The crew, which includes Alice’s friend Tone, director Emmy, technician Robert and a financial backer called Max, start to explore the village building by building, looking for clues that the initial police investigation missed. What they find instead are unexplained sounds, voices and figures lurking in the shadows. Jokingly, they consider making a horror film instead of a documentary. And horror is very much the direction in which The Lost Village heads. When the truck with all their supplies and equipment is blown to pieces in the village square, the suspicion that they are not alone is confirmed. Of course the immediate thought is that a supernatural force is at work. Sten excels at keeping us in the dark until the very end.
When Tone disappears, Alice is forced to reveal the harrowing reason why Tone joined the project. Then things turn deadly and the importance of making a documentary takes a back seat. Now the goal is simply to survive.
In alternating chapters, we are taken back to the events of 1959. After the mine unexpectedly closes, the townsfolk are trapped in a downward spiral of unemployment, poverty and desperation. With despair comes vulnerability and when a new pastor arrives out of the blue he claims to be the saviour they are so desperately looking for. With his smooth, boyish face, Pastor Mattias mesmerises the local women, who wear their best dresses to church to attract his attention. The only person able to resist is Elsa, Alice’s great-grandmother, who witnesses her husband take to the bottle after losing his job, while 12-year-old Aina falls under Mattias’s spell. Tensions ramp up and violence ensues.
The reason for the disappearance of the town’s people becomes clear fairly early in the novel, which might disappoint readers. Fortunately there’s more to this story and the present day revelations are far less predictable. Call me naive, but I certainly couldn’t guess the reason behind the sabotage, attacks and general spooky goings-on in the deserted town.
The Lost Village is described as The Blair Witch Project meets Midsommar, but these comparisons underestimate Sten’s writing. She creates a thoroughly ominous atmosphere, accentuating the town’s unnatural stillness and an ever-present feeling that something really disturbing is about to happen. This makes for the consistently nail-biting, unsettling feeling we know so well from horror movies.

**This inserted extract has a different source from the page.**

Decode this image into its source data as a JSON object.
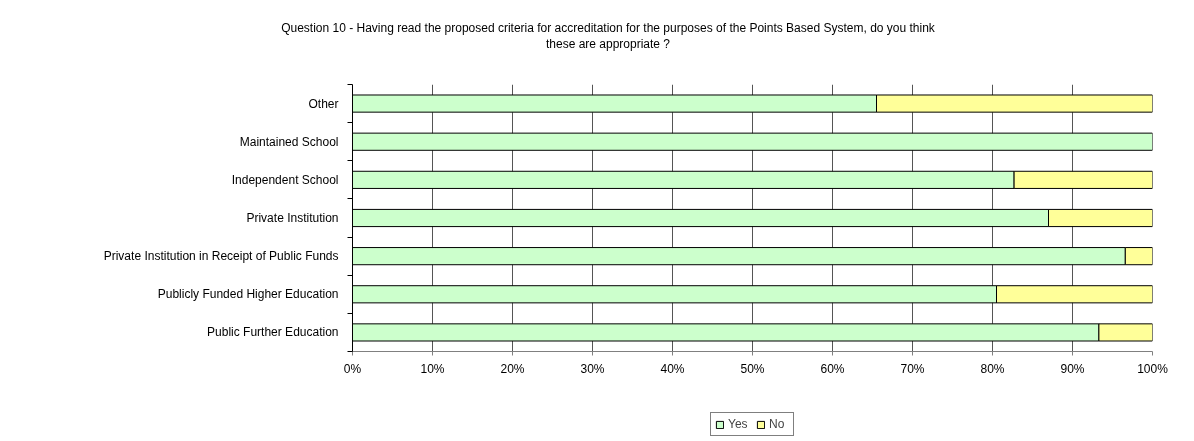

It wouldn’t be surprising if rumours start flying about a film adaptation of The Lost Village.
But this is more than merely a scream-a-minute Hollywood-style thriller. Although the premise is nothing new, it’s neither melodramatic and stereotypical nor predictable – on the contrary, Sten’s is a fresh voice on the crime fiction front. When reading crime fiction or a thriller by a Swedish author there’s an expectation that it will fall into the genre of Nordic Noir. Not in this case. Even though The Lost Village is big on setting and atmosphere this story could take place anywhere, and maybe that’s also its appeal.